なんというか、山本氏はどうもスーパー戦隊シリーズの「作家性」しか見ておらず「作品」そのものをきちんと俯瞰して総合で評価することはできない人なのかなと思ってしまいます。
浦沢氏が書いたから、荒川氏が書いたら、小林女史が書いたから、横手氏が書いたから…そういう風に「この作家が書けば間違いない」という行き過ぎた作家主義は逆に危険です。
たとえそのお気に入りの作家が書いてもダメなものはダメですし、あくまでも神様は「作品」に宿るのであって「作家」に宿るわけではありませんから。

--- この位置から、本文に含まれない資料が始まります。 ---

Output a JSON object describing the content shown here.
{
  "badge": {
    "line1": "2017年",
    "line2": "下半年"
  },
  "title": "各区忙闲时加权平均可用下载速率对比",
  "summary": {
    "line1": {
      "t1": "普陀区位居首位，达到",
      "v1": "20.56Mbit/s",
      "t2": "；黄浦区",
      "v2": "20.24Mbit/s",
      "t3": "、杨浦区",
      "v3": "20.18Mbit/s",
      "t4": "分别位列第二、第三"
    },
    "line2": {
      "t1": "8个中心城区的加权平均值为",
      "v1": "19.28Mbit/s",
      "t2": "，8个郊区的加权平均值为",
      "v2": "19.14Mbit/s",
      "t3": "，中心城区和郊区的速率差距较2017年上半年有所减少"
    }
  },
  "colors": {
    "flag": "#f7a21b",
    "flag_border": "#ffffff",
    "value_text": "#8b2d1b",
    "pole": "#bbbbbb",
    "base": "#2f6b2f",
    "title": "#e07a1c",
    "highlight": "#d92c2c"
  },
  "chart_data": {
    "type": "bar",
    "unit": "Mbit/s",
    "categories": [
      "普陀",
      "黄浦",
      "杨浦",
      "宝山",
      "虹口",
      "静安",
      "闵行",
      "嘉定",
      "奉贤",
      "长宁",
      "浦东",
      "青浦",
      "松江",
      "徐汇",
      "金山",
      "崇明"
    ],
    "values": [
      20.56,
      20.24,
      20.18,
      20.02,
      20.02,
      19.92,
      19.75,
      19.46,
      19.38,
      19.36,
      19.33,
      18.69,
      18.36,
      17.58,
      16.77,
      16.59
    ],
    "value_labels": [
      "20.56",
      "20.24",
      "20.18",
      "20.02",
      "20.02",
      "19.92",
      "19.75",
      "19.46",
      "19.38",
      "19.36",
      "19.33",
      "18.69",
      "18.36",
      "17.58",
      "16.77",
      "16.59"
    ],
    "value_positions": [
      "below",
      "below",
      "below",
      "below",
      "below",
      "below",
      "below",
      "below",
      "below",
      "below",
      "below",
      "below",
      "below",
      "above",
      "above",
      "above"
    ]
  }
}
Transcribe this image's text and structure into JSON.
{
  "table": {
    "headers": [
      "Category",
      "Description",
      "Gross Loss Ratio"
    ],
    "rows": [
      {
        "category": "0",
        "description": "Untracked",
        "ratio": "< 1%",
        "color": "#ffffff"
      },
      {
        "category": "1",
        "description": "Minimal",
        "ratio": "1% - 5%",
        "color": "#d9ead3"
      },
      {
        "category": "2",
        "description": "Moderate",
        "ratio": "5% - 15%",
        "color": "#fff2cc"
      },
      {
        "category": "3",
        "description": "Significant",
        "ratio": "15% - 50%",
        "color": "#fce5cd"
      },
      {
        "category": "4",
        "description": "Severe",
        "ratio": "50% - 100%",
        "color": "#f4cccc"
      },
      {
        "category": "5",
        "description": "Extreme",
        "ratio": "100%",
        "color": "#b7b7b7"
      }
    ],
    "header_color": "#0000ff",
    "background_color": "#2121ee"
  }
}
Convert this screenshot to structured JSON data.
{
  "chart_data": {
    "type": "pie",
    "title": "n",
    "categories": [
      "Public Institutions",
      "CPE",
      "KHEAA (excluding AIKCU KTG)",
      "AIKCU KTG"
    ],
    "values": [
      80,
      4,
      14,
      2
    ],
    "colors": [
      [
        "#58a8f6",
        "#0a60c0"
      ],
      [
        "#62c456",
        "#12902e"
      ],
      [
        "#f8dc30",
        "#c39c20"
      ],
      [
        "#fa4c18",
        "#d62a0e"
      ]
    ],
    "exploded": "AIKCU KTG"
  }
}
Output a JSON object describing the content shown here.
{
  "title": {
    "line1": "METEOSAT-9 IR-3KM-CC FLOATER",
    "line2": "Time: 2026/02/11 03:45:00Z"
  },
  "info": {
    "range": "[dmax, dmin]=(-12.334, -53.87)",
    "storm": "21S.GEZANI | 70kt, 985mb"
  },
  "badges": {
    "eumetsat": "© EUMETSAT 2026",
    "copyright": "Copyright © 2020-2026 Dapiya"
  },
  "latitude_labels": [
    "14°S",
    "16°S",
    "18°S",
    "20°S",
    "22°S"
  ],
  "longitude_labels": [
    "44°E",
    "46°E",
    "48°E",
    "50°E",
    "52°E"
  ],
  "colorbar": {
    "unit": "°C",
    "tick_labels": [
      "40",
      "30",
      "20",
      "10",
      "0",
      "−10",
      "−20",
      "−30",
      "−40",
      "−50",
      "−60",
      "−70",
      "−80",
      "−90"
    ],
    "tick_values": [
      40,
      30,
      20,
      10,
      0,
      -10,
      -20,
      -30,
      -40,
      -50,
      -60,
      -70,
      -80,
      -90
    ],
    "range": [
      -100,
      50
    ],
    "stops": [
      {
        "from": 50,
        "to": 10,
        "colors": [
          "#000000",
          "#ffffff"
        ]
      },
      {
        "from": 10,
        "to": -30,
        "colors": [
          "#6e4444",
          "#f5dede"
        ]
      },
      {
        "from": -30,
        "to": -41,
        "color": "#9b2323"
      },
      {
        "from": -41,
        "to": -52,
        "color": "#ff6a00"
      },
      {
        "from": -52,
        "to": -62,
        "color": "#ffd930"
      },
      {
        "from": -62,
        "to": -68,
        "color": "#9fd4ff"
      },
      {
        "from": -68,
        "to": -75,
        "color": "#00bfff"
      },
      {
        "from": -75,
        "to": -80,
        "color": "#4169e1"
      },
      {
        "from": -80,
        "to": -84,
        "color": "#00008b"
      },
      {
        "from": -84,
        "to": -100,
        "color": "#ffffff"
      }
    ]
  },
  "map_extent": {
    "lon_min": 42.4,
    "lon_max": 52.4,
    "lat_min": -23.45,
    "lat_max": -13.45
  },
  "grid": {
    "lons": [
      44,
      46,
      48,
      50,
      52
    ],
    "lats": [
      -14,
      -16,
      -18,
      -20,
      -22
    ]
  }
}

まあ山本氏に限らず、戦隊ファン・特撮ファンにはこの手の「この作家が書いたから素晴らしい」という歪んだ作家主義に基づく感想・批評が多いのは事実ですが。


よく特撮ファン・特撮オタク同士で起こりやすい論争として、特に仮面ライダーシリーズに多いのが「昭和ライダーファン」と「平成ライダーファン」の論争でした。
これは未だに解決していない論争ですが、昭和と平成ではそもそも設定も作風もまるで異なるため、その点で論争が起こりやすいのは事実です。
そこでよく言われるのが「懐古厨」という層への批判ですが、一方で氏のように過去の特撮作品を貶して最新の特撮作品を持ち上げる風潮もどうなのでしょうか?
私はどちらも正しくない姿勢だと思っていて、あくまでも作品への評価はニュートラルに行わなければならず、好みはその後についてくるものだと思います。


ここで話を元に戻しますが、特撮ファン・特撮オタクが知識自慢に走るのは確かによろしいことではありません。
しかし、中にはと学会のように曲学阿世、すなわち真理や本質を捻じ曲げて受け狙いのためなら何を言ってもいいと思っている悪質な人がいるのも事実です。
そしてそういう人たちがいる限り、いつまでも特撮作品、特にスーパー戦隊シリーズのような子供向け番組への真っ当な批評の文脈が形成されることはないだろうと思います。
ごく一部の例だけをもって全体の風潮にすり替えるつもりはありませんが、こういう人たちがいるから特撮オタクが知識自慢に走りたがる部分もあるのです。
つくづく特撮ファン・特撮オタクであるためには何が大事なのかを今回私も色々と考えさせられました。